Numbers 20:14 MEANING

Numbers 20:14
(14) And Moses sent messengers from Kadesh . . . --The date of the occurrence related in this and the following verses is not stated. It might be inferred frem Judges 11:16-17 that the message to the Kings of Edom and Moab was sent soon after the exodus, and that it was in consequence of their refusal that the sojourn in Kadesh was prolonged: "And (or, So) Israel abode in Kadesh" (Judges 11:17). The account, however, is too summary to admit of any certain inference in regard to time. No difficulty is involved in the fact that Edom is represented in Genesis 36 as being governed by dukes, or chiefs (alluphim), whilst in this place we read of a king. It is possible that the form of government may have been changed, or, as in the case of the rulers of Midian, the same persons who in one place are described as kings may, in another place, be described as dukes, duces, or leaders. Comp. Numbers 31:8, where the five rulers of Midian are described as kings, with Joshua 13:21, where the same persons are described as princes or chiefs.

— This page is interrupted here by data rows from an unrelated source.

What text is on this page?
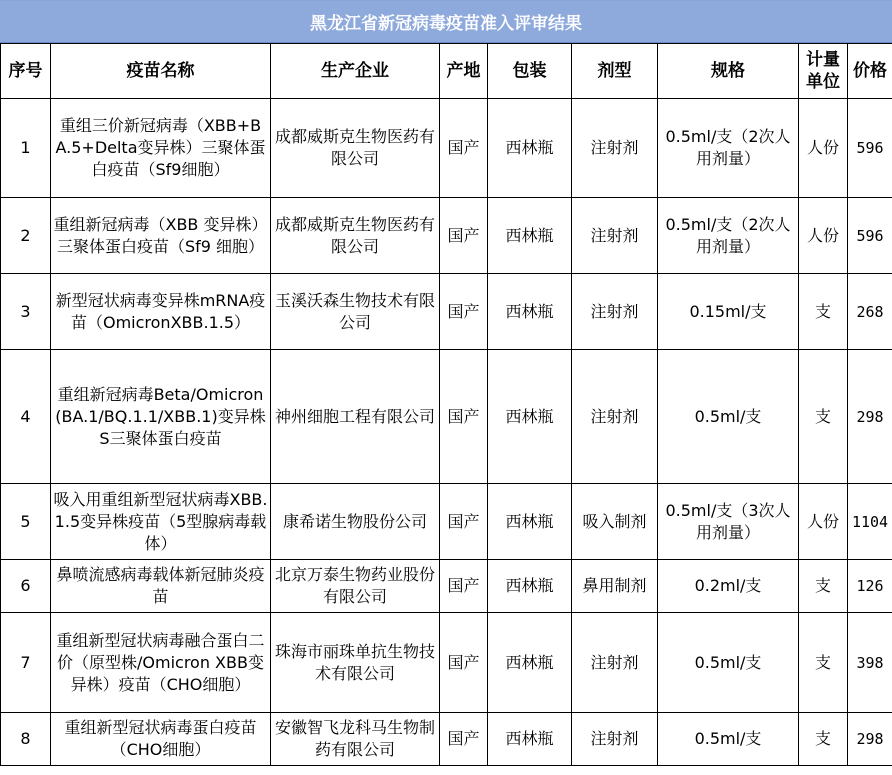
黑龙江省新冠病毒疫苗准入评审结果
序号	疫苗名称	生产企业	产地	包装	剂型	规格	计量单位	价格
1	重组三价新冠病毒（XBB+BA.5+Delta变异株）三聚体蛋白疫苗（Sf9细胞）	成都威斯克生物医药有限公司	国产	西林瓶	注射剂	0.5ml/支（2次人用剂量）	人份	596
2	重组新冠病毒（XBB 变异株）三聚体蛋白疫苗（Sf9 细胞）	成都威斯克生物医药有限公司	国产	西林瓶	注射剂	0.5ml/支（2次人用剂量）	人份	596
3	新型冠状病毒变异株mRNA疫苗（OmicronXBB.1.5）	玉溪沃森生物技术有限公司	国产	西林瓶	注射剂	0.15ml/支	支	268
4	重组新冠病毒Beta/Omicron(BA.1/BQ.1.1/XBB.1)变异株S三聚体蛋白疫苗	神州细胞工程有限公司	国产	西林瓶	注射剂	0.5ml/支	支	298
5	吸入用重组新型冠状病毒XBB.1.5变异株疫苗（5型腺病毒载体）	康希诺生物股份公司	国产	西林瓶	吸入制剂	0.5ml/支（3次人用剂量）	人份	1104
6	鼻喷流感病毒载体新冠肺炎疫苗	北京万泰生物药业股份有限公司	国产	西林瓶	鼻用制剂	0.2ml/支	支	126
7	重组新型冠状病毒融合蛋白二价（原型株/Omicron XBB变异株）疫苗（CHO细胞）	珠海市丽珠单抗生物技术有限公司	国产	西林瓶	注射剂	0.5ml/支	支	398
8	重组新型冠状病毒蛋白疫苗（CHO细胞）	安徽智飞龙科马生物制药有限公司	国产	西林瓶	注射剂	0.5ml/支	支	298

Thus saith thy brother Israel.--The Edomites, as the descendants of Esau, who received the name of Edom (Genesis 25:30), were closely connected with the descendants of Jacob.

Verse 14. - And Moses sent messengers from Kadesh unto the king of Edom. On the kings of Edom see on Genesis 36:31. It would seem probable from Exodus 15:15 that the government was at that time (forty years before the present date) still in the hands of "dukes," and that the change had but recently taken place. It is stated in Judges 11:17 that Moses sent messengers at this time with a like request to the king of Moab. We are not indeed obliged to suppose that Jephthah, living 300 years after, stated the facts correctly; but there is no particular reason to doubt it in this case. That no mention of it is made here would be sufficiently explained by the fact that the refusal of Edom made the answer of Moab of no practical moment. That Moses asked a passage through the territory of Edom implies that he had renounced the idea of invading Canaan from the south. This was not on account of any insuperable difficulties presented by the character of the country or of its inhabitants, for such did not exist; nor on account of any supposed presence of Egyptian troops in the south of Palestine: but simply on account of the fact that Israel had deliberately refused to take the straight road into their land, and were therefore condemned to follow a long and circuitous route ere they reached it on an altogether different side. The dangers and difficulties of the road they actually traversed were, humanly speaking, far greater than any they would have encountered in any other direction; but this was part of their necessary discipline. Thy brother Israel. This phrase recalled the history of Esau and Jacob, and of the brotherly kindness which the former had shown to the latter at a time when he had him in his power (Genesis 33). Thou knowest all the travel that hath befallen us. Moses assumed that Edom would take a fraternal interest in the fortunes of Israel. The parallel was singularly close between the position of Jacob when he met with Esau, and the present position of Israel; we may well suppose that Moses intended to make this felt without directly asserting it.

20:14-21 The nearest way to Canaan from the place where Israel encamped, was through the country of Edom. The ambassadors who were sent returned with a denial. The Edomites feared to receive damage by the Israelites. And had this numerous army been under any other discipline than that of the righteous God himself, there might have been cause for this jealousy. But Esau hated Jacob because of the blessing; and now the hatred revived, when the blessing was about to be inherited. We must not think it strange, if reasonable requests be denied by unreasonable men, and if those whom God favours be affronted by men.And Moses sent messengers from Kadesh unto the king of Edom,.... This country was sometimes governed by kings, and sometimes by "dukes", see Genesis 36:14. At the time of the passage of the Israelites through the Red sea, we read of the dukes of Edom, Exodus 15:15, and here, thirty nine years after, of a king of Edom, but who he was is not certain. Bishop Usher takes him to be the same with Hadar, the last of the race of kings mentioned in Genesis 36:39, to him Moses sent messengers with a request, which follows after a preamble to it; who were the messengers is not said; the place from whence they were sent is Kadesh, a city on the borders of the land of Edom; but not Kadeshbarnea, Aben Ezra says, though some are of opinion it is the same, see Numbers 20:1,

thus saith thy brother Israel; the Israelites and Edomites springing from two men, Jacob and Esau, who were twin brothers, and is observed to ingratiate themselves to the Edomites, and gain their request, pleading relation to them:

thou knowest all the travail that hath befallen us; what an uncomfortable condition they had been in for many years, which was well known to Edom, a neighbouring country, as is reasonable to suppose; since the fame of the children of Israel coming out of Egypt, passing through the Red sea, and being so long in the wilderness, was spread everywhere; this was said to move their pity.